Peringatan Hari Kebebasan Pers Internasional yang dimotori oleh United Nations Educational, Scientific, and Cultural Organization (UNESCO) di Uruguay ditandai dengan konferensi melalui online dan offline yang membahas perlindungan keamanan wartawan, media digital dan mencari solusi tantangannya ke depan. Konferensi dihadiri oleh peserta terdaftar 3.400 insan pers dari 86 negara.
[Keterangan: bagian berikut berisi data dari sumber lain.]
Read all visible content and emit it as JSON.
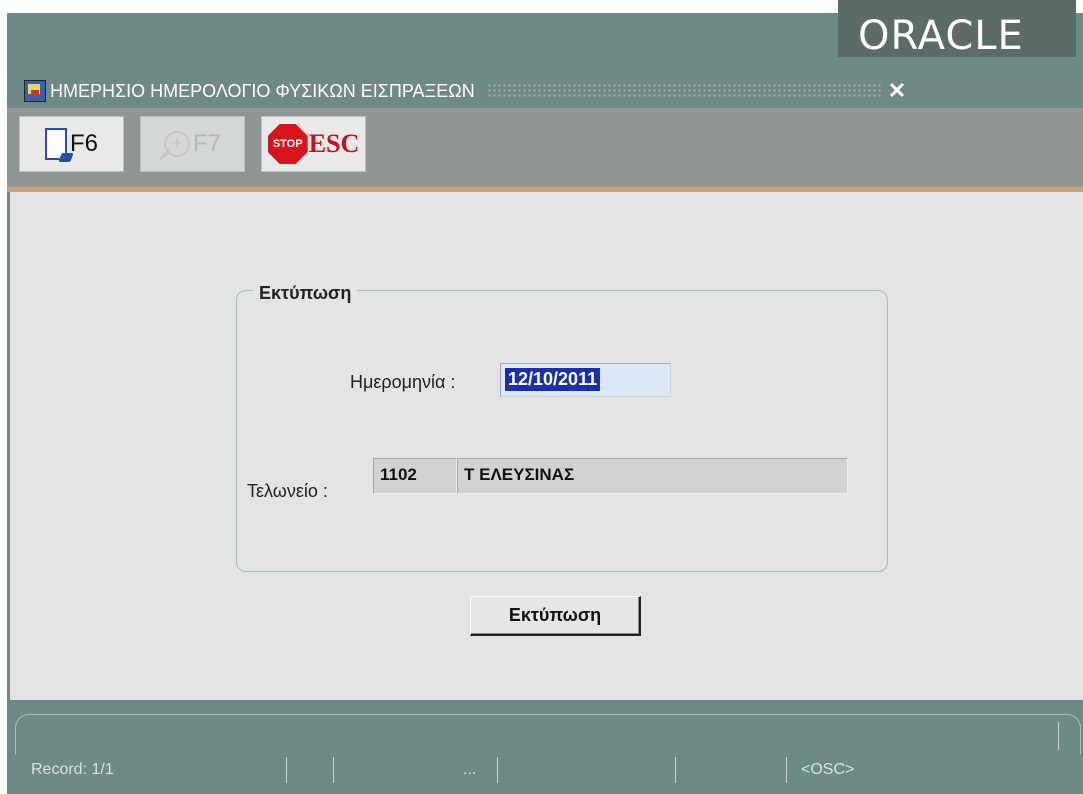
{
  "branding": {
    "logo_text": "ORACLE"
  },
  "window": {
    "title": "ΗΜΕΡΗΣΙΟ ΗΜΕΡΟΛΟΓΙΟ ΦΥΣΙΚΩΝ ΕΙΣΠΡΑΞΕΩΝ",
    "close_glyph": "✕"
  },
  "toolbar": {
    "buttons": [
      {
        "label": "F6",
        "icon": "new-document-icon",
        "enabled": true
      },
      {
        "label": "F7",
        "icon": "zoom-in-icon",
        "enabled": false
      },
      {
        "label": "ESC",
        "icon": "stop-sign-icon",
        "icon_text": "STOP",
        "enabled": true
      }
    ]
  },
  "form": {
    "group_title": "Εκτύπωση",
    "date_label": "Ημερομηνία :",
    "date_value": "12/10/2011",
    "office_label": "Τελωνείο :",
    "office_code": "1102",
    "office_name": "Τ ΕΛΕΥΣΙΝΑΣ",
    "print_button": "Εκτύπωση"
  },
  "status": {
    "record": "Record: 1/1",
    "ellipsis": "...",
    "mode": "<OSC>"
  },
  "colors": {
    "frame": "#6c8a86",
    "content": "#e4e4e4",
    "selection": "#1c2fa8",
    "toolbar_border": "#c3a07e"
  }
}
Hari Kebebasan Pers se-Dunia diperingati setiap tahun sebagai hasil keputusan Majelis Umum Perserikatan Bangsa-Bangsa (PBB) pada tahun 1993. Tujuannya untuk merayakan prinsip-prinsip dasar kemerdekaan pers serta memberi perlindungan terhadap wartawan di seluruh dunia. Selain itu untuk mengingatkan semua pihak agar menghormati dan menegakkan hak kebebasan berekspresi sesuai pasal 19 DUHAM 1948.